We’re here at MedMen, which is a medical cannabis dispensary in Manhattan. What’s your take on the future of the cannabis industry in New York?
Hopefully, what I see for the future of the medical industry is that we can expand it so that we can meet patient demand, and at the same time we continue down the path of increasing patient access, because that will bring down the price. This is an expensive product for a lot of patients, and if they can manage to get to a dispensary, the out-of-pocket costs can be prohibitive for some people. That’s a real problem, because far too many people are depending on addictive drugs like opioids to deal with chronic pain and other conditions they have, because their insurance covers that. So, we have two paths in New York. One is that we are looking at the possibility of a legal adult-use market, and I think that’s going to take another year or two to flush out. It’s important that we do a legal regulated market with tight controls and that we don’t over-tax the product. We have to make sure that it’s not palatable to go into the black market and purchase drugs—we want to eliminate that possibility. So, we have to be careful how we do this. The beauty of New York moving forward on this now is that we can see how other states have done it. I’m hearing really good things about the Nevada market. They manage to do adult use and medical, and one market is not killing the other, as opposed to Washington State, where the adult-use market is killing their medical industry, and we have to be careful not to do that here.

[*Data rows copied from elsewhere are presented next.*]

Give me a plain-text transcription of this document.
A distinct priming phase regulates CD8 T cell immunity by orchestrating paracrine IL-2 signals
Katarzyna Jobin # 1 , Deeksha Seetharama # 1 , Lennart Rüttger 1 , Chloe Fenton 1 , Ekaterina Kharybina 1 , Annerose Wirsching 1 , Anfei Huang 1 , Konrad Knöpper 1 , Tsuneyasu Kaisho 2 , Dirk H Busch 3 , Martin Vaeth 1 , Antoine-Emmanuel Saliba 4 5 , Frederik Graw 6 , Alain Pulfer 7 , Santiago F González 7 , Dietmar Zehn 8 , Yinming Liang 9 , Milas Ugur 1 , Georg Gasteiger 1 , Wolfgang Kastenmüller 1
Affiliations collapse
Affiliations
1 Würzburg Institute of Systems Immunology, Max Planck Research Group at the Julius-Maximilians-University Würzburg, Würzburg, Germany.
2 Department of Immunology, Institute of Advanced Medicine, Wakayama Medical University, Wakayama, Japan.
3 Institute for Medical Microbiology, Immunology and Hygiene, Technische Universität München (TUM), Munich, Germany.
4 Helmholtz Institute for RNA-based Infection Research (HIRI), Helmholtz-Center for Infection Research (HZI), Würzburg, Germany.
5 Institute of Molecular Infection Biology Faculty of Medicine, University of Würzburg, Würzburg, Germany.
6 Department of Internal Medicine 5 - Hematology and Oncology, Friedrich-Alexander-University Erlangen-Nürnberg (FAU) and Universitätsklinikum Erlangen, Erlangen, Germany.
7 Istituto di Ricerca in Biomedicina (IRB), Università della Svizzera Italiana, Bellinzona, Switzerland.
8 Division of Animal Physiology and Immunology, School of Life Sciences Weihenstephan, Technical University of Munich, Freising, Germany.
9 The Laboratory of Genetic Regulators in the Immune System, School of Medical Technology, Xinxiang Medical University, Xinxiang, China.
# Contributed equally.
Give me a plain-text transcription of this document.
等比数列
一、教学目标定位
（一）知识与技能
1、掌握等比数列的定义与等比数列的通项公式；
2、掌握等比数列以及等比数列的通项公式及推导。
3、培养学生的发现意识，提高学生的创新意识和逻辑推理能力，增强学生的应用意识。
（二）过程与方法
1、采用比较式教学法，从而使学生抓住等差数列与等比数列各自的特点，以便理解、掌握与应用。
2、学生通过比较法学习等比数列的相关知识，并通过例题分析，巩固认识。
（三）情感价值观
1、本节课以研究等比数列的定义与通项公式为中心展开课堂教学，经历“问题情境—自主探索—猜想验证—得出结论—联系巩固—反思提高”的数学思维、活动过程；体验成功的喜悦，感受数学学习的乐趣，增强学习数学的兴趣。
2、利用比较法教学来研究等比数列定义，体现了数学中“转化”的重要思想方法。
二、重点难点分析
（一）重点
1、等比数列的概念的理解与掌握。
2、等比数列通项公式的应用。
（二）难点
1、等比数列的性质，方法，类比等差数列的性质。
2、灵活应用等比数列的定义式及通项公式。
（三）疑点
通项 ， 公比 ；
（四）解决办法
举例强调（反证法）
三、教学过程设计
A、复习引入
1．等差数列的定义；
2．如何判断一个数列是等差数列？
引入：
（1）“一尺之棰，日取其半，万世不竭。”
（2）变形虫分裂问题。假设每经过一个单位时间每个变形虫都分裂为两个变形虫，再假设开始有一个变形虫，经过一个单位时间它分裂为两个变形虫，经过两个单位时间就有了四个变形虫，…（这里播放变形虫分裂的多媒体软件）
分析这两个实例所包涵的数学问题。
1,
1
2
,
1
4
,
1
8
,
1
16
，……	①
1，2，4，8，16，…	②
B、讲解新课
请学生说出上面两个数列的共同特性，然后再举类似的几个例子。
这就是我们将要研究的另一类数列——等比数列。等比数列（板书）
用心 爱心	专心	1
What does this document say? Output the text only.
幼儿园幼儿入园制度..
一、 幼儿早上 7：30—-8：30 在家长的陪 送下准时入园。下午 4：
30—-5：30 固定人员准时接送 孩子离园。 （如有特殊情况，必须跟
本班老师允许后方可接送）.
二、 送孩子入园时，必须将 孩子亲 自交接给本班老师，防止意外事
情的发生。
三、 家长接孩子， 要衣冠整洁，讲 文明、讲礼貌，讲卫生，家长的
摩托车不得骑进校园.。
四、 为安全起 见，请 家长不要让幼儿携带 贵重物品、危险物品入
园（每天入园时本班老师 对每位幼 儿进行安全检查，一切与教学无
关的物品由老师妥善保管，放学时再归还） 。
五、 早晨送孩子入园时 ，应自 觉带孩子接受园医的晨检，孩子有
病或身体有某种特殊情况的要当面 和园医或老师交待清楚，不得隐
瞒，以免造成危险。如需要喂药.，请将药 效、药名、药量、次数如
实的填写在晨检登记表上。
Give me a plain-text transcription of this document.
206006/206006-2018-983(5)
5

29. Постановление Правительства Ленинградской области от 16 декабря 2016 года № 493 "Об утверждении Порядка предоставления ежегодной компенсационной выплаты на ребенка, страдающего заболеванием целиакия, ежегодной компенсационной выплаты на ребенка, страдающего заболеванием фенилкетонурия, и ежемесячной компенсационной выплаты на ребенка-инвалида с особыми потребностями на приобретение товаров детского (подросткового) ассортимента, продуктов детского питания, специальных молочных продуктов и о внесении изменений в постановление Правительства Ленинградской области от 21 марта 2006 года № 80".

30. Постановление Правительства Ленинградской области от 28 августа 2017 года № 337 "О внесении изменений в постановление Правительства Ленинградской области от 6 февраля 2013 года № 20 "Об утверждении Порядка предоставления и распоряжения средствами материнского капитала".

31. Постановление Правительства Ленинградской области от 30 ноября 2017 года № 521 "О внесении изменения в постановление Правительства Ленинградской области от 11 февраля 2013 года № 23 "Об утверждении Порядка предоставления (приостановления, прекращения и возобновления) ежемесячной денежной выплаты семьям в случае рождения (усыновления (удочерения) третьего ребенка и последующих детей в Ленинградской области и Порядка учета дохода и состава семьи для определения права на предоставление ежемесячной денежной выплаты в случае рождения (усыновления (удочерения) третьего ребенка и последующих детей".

So, you believe the future and focus should be expanding the medical industry to make it more accessible to patients?
Yes. This is supposed to be about Public Health Policy. Re-socializing the way people think about cannabis helps. That’s why a store like this dispensary is so important, because its not hidden away in a corner somewhere—it looks like a place that people want to come in and maybe even just have a conversation with the people that work here. That’s the kind of environment we want to create.
Do you have any advice for how young people can get involved in politics, specifically for cannabis advocacy, and generally getting involved in local politics?
That’s the key—to start local. Everyone wants to get involved in congressional campaigns, but you can also get involved in local races, state legislative races and town councils. Get involved in those, or join a club in your community. Also, a bit of advice for young people who want to get involved: Don’t walk in and assume you know everything. You might want to learn something from people who have done this for a while. Take some time, get involved, do the grunt work. Learn the issues of your community, and volunteer when you can.
When we left, Senator Savino was buying MedMen merchandise for her staff. She is up for re-election in the September 13th primary.